Le haut-commissaire des Nations unies aux droits de l’Homme a dénoncé mardi “l’aggravation de la répression” en Tunisie, après que la police tunisienne a arrêté lundi Noureddine Bhiri, un dirigeant du parti islamo-conservateur Ennahda, ainsi que Noureddine Boutar, le directeur général de la radio privée Mosaïque FM, qui donne souvent la parole à l’opposition.
En Tunisie, un chef du parti islamo-conservateur Ennahda et le directeur d’une radio privée ont été arrêtés dans la soirée de lundi 13 février.
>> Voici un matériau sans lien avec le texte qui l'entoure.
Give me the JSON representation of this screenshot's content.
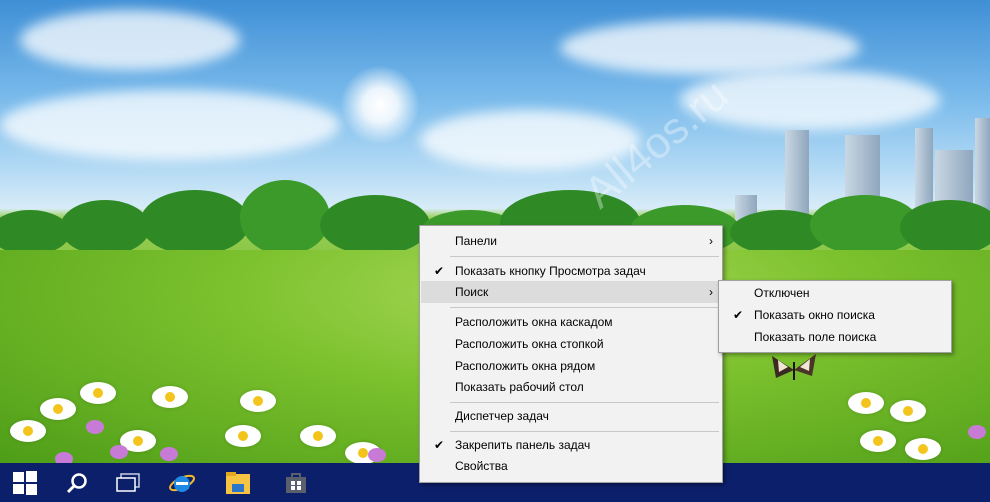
{
  "context_menu": {
    "items": [
      {
        "label": "Панели",
        "checked": false,
        "submenu": true
      },
      {
        "label": "Показать кнопку Просмотра задач",
        "checked": true,
        "submenu": false
      },
      {
        "label": "Поиск",
        "checked": false,
        "submenu": true,
        "highlighted": true
      },
      {
        "label": "Расположить окна каскадом",
        "checked": false,
        "submenu": false
      },
      {
        "label": "Расположить окна стопкой",
        "checked": false,
        "submenu": false
      },
      {
        "label": "Расположить окна рядом",
        "checked": false,
        "submenu": false
      },
      {
        "label": "Показать рабочий стол",
        "checked": false,
        "submenu": false
      },
      {
        "label": "Диспетчер задач",
        "checked": false,
        "submenu": false
      },
      {
        "label": "Закрепить панель задач",
        "checked": true,
        "submenu": false
      },
      {
        "label": "Свойства",
        "checked": false,
        "submenu": false
      }
    ],
    "check_glyph": "✔",
    "arrow_glyph": "›"
  },
  "search_submenu": {
    "items": [
      {
        "label": "Отключен",
        "checked": false
      },
      {
        "label": "Показать окно поиска",
        "checked": true
      },
      {
        "label": "Показать поле поиска",
        "checked": false
      }
    ]
  },
  "desktop": {
    "watermark": "All4os.ru",
    "wallpaper": "green meadow with flowers, blue sky and city skyline"
  },
  "taskbar": {
    "background": "#0c1f6b",
    "buttons": [
      {
        "name": "start-button",
        "icon": "windows-logo-icon"
      },
      {
        "name": "search-button",
        "icon": "search-icon"
      },
      {
        "name": "task-view-button",
        "icon": "task-view-icon"
      },
      {
        "name": "internet-explorer-button",
        "icon": "internet-explorer-icon"
      },
      {
        "name": "file-explorer-button",
        "icon": "folder-icon"
      },
      {
        "name": "store-button",
        "icon": "store-icon"
      }
    ]
  },
  "colors": {
    "menu_bg": "#f2f2f2",
    "menu_highlight": "#dcdcdc",
    "ie_blue": "#1e88e5",
    "folder_yellow": "#f6c343"
  }
}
Ces arrestations surviennent dans le cadre d’un coup de filet lancé ce week-end par les services de sécurité tunisiens et au cours duquel des militants politiques, d’anciens magistrats et un influent homme d’affaires ont été interpellés.
Le dirigeant d’Ennahda Noureddine Bhiri, 64 ans, a été arrêté et “emmené vers un lieu inconnu” lors d’une descente de police à laquelle ont participé une centaine d’agents à son domicile à Tunis, a indiqué à l’AFP un porte-parole d’Ennahda, Abdelfattah Taghouti.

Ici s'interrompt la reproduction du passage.